Caso Novo Banco: As opções do Governo analisadas por especialistas

A forma como o Governo irá resolver a anulação da transferência de 476 milhões de euros para o Novo Banco, decidida no Parlamento na votação da proposta de Orçamento do Estado, continua a gerar discussão.

Questionado por e-mail se será aos artigos 105.º e 106.º do texto constitucional que o Governo poderá recorrer caso pretenda suscitar a fiscalização da norma junto do Tribunal Constitucional, o constitucionalista Jorge Bacelar Gouveia refere: “O Governo, para suscitar a fiscalização sucessiva abstrata da constitucionalidade – porque a preventiva só o Presidente da República o pode fazer, e quanto a uma lei do Orçamento de Estado tal nunca sucedeu – deve fazê-lo através do seu primeiro-ministro, que tem legitimidade nos termos do artigo 281º da Constituição. O artigo 105º, nº 2, da Constituição diz que o orçamento do Estado tem de respeitar, quanto às despesas, as ‘obrigações decorrentes de lei ou de contrato'”, explica.

Já Maria d’Oliveira Martins, professora auxiliar e membro do Conselho de Direção da Faculdade de Direito na Universidade Católica em Lisboa, que estudou e abordou este tema na sua tese de doutoramento (A Despesa Pública Justa), além de o mesmo constar nas suas Lições de Finanças Públicas e Direito Financeiro, indica: “É no artigo 105.º, n.º 2 que o Governo pode apoiar um pedido de fiscalização de constitucionalidade. Mais concretamente, na parte em que este artigo prescreve que ‘o Orçamento é elaborado (…) tendo em conta as obrigações decorrentes de lei ou de contrato’. Embora, em minha opinião, esse artigo não possa ser lido de forma literal.”

No que diz respeito a prazos de resposta do Tribunal Constitucional, Bacelar Gouveia aponta: “Se for a preventiva, máximo de 25 dias seguidos, podendo o prazo ser encurtado; se for a sucessiva, não há prazo obrigatório, a não ser um prazo geral meramente indicativo de 30 dias que consta do Código de Processo Civil, mas que é inexequível numa decisão com esta complexidade.”

A resposta de Maria d’Oliveira Martins divide-se também de duas formas: “O tempo de resposta por parte do TC poderá variar, consoante o tipo de fiscalização que for suscitada: se o Presidente pedir a fiscalização preventiva da constitucionalidade, o TC terá 25 dias para responder à questão; se o primeiro-ministro pedir a fiscalização sucessiva da constitucionalidade, na melhor das hipóteses, podemos ter uma decisão no espaço máximo de três meses a contar do pedido.”

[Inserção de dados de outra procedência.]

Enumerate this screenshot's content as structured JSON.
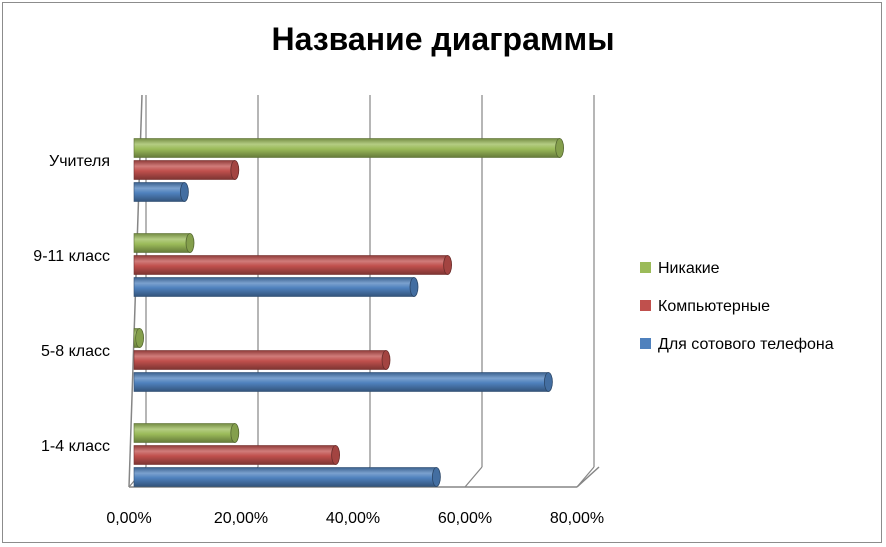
{
  "chart_data": {
    "type": "bar",
    "orientation": "horizontal",
    "title": "Название диаграммы",
    "categories": [
      "1-4 класс",
      "5-8 класс",
      "9-11 класс",
      "Учителя"
    ],
    "series": [
      {
        "name": "Для сотового телефона",
        "color": "#4f81bd",
        "values": [
          0.54,
          0.74,
          0.5,
          0.09
        ]
      },
      {
        "name": "Компьютерные",
        "color": "#c0504d",
        "values": [
          0.36,
          0.45,
          0.56,
          0.18
        ]
      },
      {
        "name": "Никакие",
        "color": "#9bbb59",
        "values": [
          0.18,
          0.01,
          0.1,
          0.76
        ]
      }
    ],
    "xlim": [
      0,
      0.8
    ],
    "xticks": [
      "0,00%",
      "20,00%",
      "40,00%",
      "60,00%",
      "80,00%"
    ],
    "grid": true,
    "legend": "right"
  }
}
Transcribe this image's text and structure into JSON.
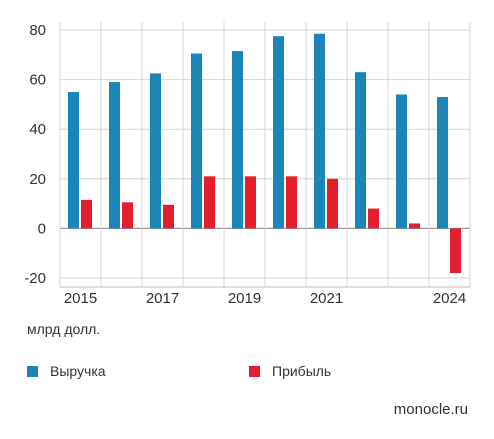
{
  "chart_data": {
    "type": "bar",
    "categories": [
      "2015",
      "2016",
      "2017",
      "2018",
      "2019",
      "2020",
      "2021",
      "2022",
      "2023",
      "2024"
    ],
    "x_tick_labels": [
      "2015",
      "",
      "2017",
      "",
      "2019",
      "",
      "2021",
      "",
      "",
      "2024"
    ],
    "series": [
      {
        "name": "Выручка",
        "color": "#1a85b8",
        "values": [
          55,
          59,
          62.5,
          70.5,
          71.5,
          77.5,
          78.5,
          63,
          54,
          53
        ]
      },
      {
        "name": "Прибыль",
        "color": "#e31e2d",
        "values": [
          11.5,
          10.5,
          9.5,
          21,
          21,
          21,
          20,
          8,
          2,
          -18
        ]
      }
    ],
    "ylim": [
      -20,
      80
    ],
    "yticks": [
      -20,
      0,
      20,
      40,
      60,
      80
    ],
    "grid": true,
    "legend_position": "bottom-left"
  },
  "unit_label": "млрд долл.",
  "source": "monocle.ru"
}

Outra possibilidade à disposição do Governo é, de acordo com o constitucionalista, o recurso “ao Supremo Tribunal Administrativo se considerar que se trata de um ato administrativo da Assembleia da República, sendo essa construção mais duvidosa”.

Maria d’Oliveira Martins resume: “Para executar o contrato, o Governo precisa de ter cabimento orçamental, por isso, deve aguardar pela decisão do Tribunal Constitucional que declare a inconstitucionalidade da norma ou aguardar que o Parlamento reveja a sua decisão, promovendo uma alteração orçamental. Sendo alheia a esta decisão orçamental, a Lone Star, que contratou com o Estado Português, pode propor uma ação de responsabilidade civil contratual contra o Estado por incumprimento do contrato.”

E, quanto a antecedentes deste género, a professora auxiliar da Faculdade de Direito da Universidade Católica pormenoriza: “Não conheço caso semelhante apreciado pelo TC, mas tenho conhecimento de decisões do TC que tanto reconhecem legitimidade à Assembleia da República para negar ao Governo alguns instrumentos de governação – como é o caso da não aprovação do Orçamento -, por exemplo, Ac. TC 2014/2011, quanto são sensíveis aos argumentos baseados no princípio da segurança jurídica e no princípio da proteção da confiança legítima dos particulares que contratam com o Estado, numa situação em que a autonomia contratual do Governo se confronta com o poder legislativo da Assembleia da República (por ex. Ac. TC 202/2014), embora o caso não seja igual a este.”